Ces chiffres apportent des éclaircissements sur trois aspects cruciaux :

  • La couverture du dispositif : L’effort visant 352 000 ménages est significatif, comparable à la pleine capacité de programmes sociaux majeurs, et valide l’efficacité du registre social national.
  • Le coût des mesures : Le montant alloué au soutien des prix de l’énergie (13 milliards MRU prévus) est substantiel et couvre un périmètre plus large que la seule taxe sur les carburants de transport, incluant probablement l’électricité et d’autres formes d’énergie. Une analyse plus fine de cette enveloppe serait nécessaire.
  • La nature de l’approche : L’État a privilégié une combinaison d’ajustements partiels des prix, de soutien sectoriel à l’énergie et de multiples transferts ciblés. Cette stratégie hybride, bien que coûteuse, permet de protéger les ménages face aux chocs économiques, même si elle n’est pas exempte d’imperfections.

Malgré ces avancées, les prestations versées via les programmes sociaux restent modestes au regard des besoins. Le défi majeur est de pérenniser et de revaloriser ces transferts. Il est impératif que les populations les plus vulnérables ne soient jamais la variable d’ajustement des choix économiques. Un soutien ciblé est préférable aux subventions universelles qui, en apparence équitables, bénéficient davantage aux ménages aisés et creusent des déficits que les plus pauvres finissent par supporter.

Les chantiers structurants pour l’avenir

Le socle macroéconomique de la Mauritanie est solide, la rente gazière est en passe de se concrétiser, et le filet social s’est étendu. Le principal défi réside désormais dans la transformation de cette économie pour qu’elle génère de la valeur au-delà des ressources extractives et de la dépense publique.
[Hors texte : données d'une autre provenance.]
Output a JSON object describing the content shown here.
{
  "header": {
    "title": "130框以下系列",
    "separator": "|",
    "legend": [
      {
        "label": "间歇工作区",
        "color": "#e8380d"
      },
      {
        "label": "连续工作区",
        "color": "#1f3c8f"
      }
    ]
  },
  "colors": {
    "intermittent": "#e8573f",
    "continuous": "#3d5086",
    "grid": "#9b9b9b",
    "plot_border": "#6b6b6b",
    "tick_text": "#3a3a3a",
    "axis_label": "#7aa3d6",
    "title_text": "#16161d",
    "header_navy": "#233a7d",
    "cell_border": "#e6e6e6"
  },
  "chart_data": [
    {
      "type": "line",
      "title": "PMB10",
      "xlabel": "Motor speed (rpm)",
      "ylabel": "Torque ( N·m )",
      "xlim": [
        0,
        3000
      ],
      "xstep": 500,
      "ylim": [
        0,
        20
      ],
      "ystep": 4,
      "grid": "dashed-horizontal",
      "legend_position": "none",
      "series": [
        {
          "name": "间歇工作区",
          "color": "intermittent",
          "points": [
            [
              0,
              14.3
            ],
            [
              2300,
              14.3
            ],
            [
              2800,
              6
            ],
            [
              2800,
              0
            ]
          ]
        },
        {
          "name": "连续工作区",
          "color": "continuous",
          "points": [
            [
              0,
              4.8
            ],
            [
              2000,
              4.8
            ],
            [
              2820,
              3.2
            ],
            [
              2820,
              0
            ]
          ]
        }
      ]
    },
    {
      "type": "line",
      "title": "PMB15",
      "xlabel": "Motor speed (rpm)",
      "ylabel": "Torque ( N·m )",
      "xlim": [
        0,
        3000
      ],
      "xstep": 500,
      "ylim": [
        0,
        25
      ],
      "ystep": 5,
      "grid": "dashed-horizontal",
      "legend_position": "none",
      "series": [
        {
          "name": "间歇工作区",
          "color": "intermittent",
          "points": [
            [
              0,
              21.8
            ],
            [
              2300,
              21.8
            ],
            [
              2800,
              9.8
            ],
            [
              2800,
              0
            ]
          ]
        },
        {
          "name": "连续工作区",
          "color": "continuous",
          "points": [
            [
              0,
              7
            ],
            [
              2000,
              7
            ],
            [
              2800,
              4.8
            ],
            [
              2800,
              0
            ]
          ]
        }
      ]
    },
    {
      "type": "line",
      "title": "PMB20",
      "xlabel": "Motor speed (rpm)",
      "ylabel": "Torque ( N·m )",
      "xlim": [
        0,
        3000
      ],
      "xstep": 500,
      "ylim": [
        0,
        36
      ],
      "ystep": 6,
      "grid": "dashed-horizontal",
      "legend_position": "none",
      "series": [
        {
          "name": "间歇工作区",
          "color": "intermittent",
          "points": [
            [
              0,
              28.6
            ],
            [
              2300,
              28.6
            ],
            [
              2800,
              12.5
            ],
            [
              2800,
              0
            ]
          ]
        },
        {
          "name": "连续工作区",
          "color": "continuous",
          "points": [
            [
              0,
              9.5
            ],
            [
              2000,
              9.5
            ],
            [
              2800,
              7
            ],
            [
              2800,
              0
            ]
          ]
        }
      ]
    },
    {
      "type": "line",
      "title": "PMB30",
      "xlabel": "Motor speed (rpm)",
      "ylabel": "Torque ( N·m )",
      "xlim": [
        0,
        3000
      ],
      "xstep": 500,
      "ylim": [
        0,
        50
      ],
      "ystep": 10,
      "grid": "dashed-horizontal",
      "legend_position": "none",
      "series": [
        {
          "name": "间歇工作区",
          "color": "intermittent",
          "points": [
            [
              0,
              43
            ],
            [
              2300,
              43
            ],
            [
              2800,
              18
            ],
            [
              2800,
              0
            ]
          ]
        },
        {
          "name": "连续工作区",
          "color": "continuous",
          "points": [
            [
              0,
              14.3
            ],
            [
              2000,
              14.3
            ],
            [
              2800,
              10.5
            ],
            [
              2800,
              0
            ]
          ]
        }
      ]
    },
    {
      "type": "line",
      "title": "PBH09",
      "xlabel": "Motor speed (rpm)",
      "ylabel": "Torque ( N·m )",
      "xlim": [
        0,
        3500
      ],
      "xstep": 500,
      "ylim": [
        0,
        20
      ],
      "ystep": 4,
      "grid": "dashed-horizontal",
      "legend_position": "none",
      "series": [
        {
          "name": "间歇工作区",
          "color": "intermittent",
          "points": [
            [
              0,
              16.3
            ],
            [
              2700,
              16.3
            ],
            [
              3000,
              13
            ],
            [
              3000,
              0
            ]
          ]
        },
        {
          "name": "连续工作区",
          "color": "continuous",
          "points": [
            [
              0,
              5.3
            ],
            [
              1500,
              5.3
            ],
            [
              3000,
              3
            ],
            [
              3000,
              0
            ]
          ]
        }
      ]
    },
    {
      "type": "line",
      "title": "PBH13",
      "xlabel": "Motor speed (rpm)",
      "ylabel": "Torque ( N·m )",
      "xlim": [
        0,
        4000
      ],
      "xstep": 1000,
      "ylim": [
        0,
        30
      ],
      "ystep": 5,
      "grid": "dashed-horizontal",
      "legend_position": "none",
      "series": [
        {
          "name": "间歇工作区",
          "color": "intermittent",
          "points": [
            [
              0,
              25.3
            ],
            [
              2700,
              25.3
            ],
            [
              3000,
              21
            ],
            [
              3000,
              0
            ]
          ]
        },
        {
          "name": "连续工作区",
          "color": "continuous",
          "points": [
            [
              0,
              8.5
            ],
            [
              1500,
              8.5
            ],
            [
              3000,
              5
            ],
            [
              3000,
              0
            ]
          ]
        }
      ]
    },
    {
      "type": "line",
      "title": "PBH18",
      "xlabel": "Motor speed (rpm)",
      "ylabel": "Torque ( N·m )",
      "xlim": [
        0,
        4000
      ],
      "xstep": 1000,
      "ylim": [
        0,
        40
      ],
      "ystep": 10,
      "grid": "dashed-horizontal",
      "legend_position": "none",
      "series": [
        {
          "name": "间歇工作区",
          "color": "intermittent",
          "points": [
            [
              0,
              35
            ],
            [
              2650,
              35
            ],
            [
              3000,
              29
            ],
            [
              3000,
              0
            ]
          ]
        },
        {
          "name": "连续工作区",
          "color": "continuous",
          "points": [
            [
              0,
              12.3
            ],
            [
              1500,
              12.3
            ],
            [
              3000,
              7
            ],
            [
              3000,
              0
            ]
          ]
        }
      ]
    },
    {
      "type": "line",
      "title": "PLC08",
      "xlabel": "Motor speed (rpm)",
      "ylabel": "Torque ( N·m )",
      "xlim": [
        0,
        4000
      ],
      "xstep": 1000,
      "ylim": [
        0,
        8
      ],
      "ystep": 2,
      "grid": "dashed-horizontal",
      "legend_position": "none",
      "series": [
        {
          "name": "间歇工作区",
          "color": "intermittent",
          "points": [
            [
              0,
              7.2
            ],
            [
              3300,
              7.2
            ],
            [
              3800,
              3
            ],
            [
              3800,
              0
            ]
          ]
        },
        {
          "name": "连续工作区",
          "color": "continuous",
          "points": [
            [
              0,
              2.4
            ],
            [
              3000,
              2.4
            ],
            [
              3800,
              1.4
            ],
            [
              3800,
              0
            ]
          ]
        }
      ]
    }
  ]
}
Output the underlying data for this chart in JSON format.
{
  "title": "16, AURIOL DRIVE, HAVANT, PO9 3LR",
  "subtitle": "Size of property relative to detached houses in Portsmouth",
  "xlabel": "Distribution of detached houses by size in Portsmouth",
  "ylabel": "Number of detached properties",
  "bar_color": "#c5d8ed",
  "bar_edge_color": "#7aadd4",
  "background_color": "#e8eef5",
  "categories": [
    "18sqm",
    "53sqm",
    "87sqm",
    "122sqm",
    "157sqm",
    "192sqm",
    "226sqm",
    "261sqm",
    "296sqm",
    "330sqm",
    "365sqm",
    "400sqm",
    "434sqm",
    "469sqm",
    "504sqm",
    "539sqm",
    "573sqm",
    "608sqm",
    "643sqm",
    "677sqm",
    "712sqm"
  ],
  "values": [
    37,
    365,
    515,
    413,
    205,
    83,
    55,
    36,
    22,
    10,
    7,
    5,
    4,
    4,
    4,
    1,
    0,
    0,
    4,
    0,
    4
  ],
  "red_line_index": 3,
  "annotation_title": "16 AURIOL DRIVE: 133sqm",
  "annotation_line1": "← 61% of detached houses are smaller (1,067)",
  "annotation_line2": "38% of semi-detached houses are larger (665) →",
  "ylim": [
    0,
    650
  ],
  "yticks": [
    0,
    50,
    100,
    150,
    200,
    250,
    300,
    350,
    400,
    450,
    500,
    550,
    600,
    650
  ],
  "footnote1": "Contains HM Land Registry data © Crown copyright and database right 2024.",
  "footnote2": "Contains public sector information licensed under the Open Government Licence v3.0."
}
Cela passe par un investissement massif dans le capital humain, une correction des déséquilibres régionaux pour une croissance inclusive, et des institutions stables, capables de transcender les cycles politiques et économiques.

Conclusion

La gestion des équilibres économiques est la première mission d’une nation. La seconde, plus complexe, est d’assurer une prospérité durable et partagée. Ces deux objectifs, loin d’être contradictoires, progressent souvent à des rythmes différents. Le débat sur les carburants a rappelé une vérité fondamentale : protéger les plus vulnérables et maintenir l’équilibre des comptes publics sont des objectifs complémentaires. Ils requièrent une méthode rigoureuse : ciblage précis, versements réguliers et transparence des dépenses. Il ne s’agit pas de générosité, mais d’une approche méthodique qui permet à une économie de prospérer tout en protégeant ses citoyens les plus fragiles.